Atualmente, a quantia é de R$ 1,3 mil e, na sexta-feira (20), o Conselho da Magistratura apresentou um projeto para aumentar esse valor para R$ 2,6 mil. Esse valor seria pago só uma vez, no final do ano.

No entanto, por causa do recesso, o projeto proposto pelo corregedor-geral de Justiça, José Zuquim Nogueira, só deve votado em janeiro. Além dele, o conselho é comporto pelo presidente do TJ e pelo vice-presidente.

Se o projeto for aprovado, todos os servidores vão receber o valor retroativo. Nos últimos dois anos foram pagos.

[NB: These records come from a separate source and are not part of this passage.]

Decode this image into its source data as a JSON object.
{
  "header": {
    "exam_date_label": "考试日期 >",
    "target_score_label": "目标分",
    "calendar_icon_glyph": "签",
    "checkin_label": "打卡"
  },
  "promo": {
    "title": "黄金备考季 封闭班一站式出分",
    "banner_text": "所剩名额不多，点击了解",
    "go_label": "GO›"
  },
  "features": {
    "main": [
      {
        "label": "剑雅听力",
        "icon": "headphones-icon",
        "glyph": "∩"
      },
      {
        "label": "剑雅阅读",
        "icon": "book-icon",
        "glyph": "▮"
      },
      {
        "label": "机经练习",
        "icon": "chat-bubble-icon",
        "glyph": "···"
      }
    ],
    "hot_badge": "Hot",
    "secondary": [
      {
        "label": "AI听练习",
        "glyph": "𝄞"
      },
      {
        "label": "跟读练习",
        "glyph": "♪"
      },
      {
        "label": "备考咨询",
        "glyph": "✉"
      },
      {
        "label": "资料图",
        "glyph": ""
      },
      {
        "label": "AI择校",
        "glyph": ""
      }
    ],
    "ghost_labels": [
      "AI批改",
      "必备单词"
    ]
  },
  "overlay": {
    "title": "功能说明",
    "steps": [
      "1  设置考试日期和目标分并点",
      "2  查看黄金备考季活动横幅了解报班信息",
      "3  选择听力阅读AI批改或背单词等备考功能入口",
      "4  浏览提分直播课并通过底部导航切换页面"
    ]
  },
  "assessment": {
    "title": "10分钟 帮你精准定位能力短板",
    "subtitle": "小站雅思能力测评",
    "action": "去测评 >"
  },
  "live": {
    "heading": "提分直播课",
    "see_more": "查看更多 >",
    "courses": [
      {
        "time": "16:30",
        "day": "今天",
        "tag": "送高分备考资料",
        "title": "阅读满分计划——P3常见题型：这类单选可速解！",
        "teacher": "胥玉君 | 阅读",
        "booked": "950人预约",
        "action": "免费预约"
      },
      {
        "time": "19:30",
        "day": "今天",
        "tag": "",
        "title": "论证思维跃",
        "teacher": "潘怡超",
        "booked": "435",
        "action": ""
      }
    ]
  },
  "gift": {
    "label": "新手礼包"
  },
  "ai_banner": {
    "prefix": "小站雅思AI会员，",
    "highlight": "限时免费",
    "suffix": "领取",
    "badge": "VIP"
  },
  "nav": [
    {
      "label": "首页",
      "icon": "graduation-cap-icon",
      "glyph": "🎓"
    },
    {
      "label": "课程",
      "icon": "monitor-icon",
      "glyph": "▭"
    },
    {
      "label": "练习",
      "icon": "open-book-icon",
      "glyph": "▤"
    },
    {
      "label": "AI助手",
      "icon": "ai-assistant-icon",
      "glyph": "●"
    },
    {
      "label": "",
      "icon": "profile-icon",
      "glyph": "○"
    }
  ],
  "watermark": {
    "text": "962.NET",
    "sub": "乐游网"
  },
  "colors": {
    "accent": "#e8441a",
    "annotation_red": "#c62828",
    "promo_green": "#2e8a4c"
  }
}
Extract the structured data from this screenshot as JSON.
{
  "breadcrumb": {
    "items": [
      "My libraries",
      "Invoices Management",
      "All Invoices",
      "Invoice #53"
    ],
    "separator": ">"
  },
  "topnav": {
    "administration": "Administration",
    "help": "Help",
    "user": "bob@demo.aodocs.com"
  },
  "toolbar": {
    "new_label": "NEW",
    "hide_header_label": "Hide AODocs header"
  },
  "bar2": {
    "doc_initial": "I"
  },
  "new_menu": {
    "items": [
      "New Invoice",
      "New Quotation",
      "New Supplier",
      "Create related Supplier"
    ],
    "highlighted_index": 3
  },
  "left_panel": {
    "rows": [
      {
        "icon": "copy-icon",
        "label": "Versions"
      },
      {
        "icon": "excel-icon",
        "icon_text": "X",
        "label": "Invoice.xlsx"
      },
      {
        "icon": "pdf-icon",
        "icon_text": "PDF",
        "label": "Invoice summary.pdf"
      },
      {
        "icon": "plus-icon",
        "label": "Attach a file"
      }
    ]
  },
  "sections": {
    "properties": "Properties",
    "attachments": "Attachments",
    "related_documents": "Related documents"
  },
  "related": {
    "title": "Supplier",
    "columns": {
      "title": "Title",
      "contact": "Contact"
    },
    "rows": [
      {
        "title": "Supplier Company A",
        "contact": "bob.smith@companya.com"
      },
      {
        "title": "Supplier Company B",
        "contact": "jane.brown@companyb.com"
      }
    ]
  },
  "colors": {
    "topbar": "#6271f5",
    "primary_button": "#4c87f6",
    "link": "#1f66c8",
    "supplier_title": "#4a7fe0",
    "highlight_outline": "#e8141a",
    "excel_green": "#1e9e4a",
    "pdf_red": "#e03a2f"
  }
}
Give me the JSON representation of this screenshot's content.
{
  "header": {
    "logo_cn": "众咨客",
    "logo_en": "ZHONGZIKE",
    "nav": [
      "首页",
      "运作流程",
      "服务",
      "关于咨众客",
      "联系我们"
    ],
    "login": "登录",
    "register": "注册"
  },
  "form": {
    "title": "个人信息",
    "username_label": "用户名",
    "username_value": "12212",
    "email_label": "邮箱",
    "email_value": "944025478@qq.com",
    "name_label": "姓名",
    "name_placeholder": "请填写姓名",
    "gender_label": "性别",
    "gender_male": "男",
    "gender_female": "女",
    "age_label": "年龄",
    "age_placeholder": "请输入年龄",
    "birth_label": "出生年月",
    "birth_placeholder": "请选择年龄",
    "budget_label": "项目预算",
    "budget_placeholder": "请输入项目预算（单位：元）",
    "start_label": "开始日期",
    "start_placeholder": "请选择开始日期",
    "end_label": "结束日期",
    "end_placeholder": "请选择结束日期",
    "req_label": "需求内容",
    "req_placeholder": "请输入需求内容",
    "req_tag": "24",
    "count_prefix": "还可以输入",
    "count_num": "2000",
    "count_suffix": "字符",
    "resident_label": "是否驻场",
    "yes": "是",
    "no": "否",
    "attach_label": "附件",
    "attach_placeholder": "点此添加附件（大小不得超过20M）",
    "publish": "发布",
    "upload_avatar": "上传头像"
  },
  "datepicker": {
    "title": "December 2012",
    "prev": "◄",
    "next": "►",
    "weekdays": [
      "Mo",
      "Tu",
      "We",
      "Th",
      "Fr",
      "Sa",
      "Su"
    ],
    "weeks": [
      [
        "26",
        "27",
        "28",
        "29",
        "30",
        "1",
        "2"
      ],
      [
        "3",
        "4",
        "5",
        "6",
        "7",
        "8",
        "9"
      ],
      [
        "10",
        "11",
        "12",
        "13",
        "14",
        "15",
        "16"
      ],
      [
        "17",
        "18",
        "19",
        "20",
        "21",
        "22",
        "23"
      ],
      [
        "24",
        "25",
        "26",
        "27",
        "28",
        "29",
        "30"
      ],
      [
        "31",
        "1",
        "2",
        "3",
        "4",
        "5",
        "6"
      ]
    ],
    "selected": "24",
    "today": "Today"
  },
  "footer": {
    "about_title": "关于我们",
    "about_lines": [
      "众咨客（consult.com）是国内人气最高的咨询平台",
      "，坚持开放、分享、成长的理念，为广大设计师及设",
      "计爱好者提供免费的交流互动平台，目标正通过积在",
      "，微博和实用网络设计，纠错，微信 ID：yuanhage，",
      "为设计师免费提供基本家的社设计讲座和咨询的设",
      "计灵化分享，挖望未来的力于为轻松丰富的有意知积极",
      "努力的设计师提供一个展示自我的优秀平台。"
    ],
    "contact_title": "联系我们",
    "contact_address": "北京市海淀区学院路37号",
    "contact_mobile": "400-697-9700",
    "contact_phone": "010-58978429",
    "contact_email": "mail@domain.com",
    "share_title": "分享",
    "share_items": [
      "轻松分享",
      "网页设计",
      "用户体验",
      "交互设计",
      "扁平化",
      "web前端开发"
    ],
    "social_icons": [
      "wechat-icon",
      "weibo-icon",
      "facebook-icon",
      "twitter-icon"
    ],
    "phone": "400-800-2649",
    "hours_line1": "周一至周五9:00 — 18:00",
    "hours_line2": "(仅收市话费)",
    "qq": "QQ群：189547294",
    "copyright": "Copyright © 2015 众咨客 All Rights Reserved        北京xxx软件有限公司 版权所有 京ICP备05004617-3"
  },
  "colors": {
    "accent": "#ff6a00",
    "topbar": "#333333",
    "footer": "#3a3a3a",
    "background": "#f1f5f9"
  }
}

Recomposição salarial e auxílio-alimentação

Existe ainda a possibilidade de aumentar o valor pago de auxílio alimentação a servidores e magistrados do Tribunal de Justiça. O benefício deve passar de R$ 1.150 para R$ 1.430, o que representa cerca de 20%. O valor é o mesmo para magistrados e servidores.

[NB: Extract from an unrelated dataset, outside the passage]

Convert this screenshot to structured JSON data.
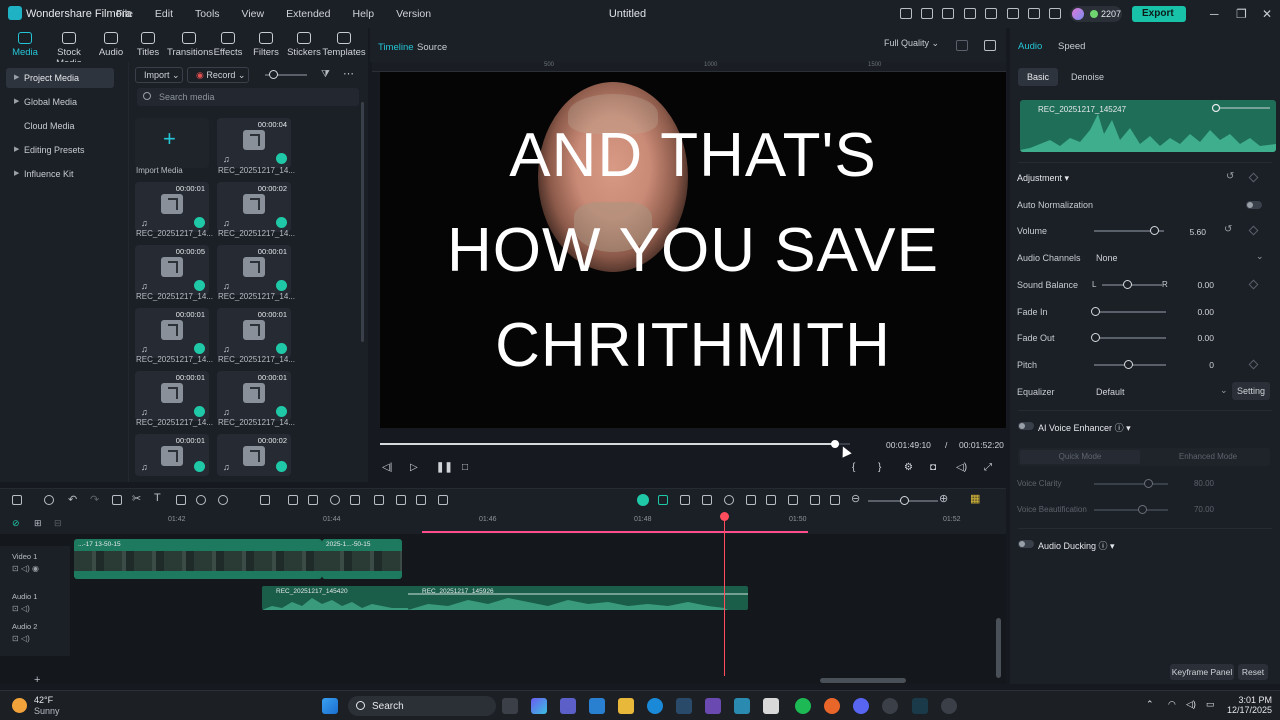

Também já tinha sido apreciada a recomposição dos servidores do Judiciário em dezembro, 7%. Segundo o Judiciário, a partir de janeiro de 2022 haverá uma recomposição da inflação no auxílio alimentação, que não era reajustado desde maio de 2018. Os cálculos da área técnica consideraram o INPC – Índice Nacional de Preços ao Consumidor – acumulado desde então.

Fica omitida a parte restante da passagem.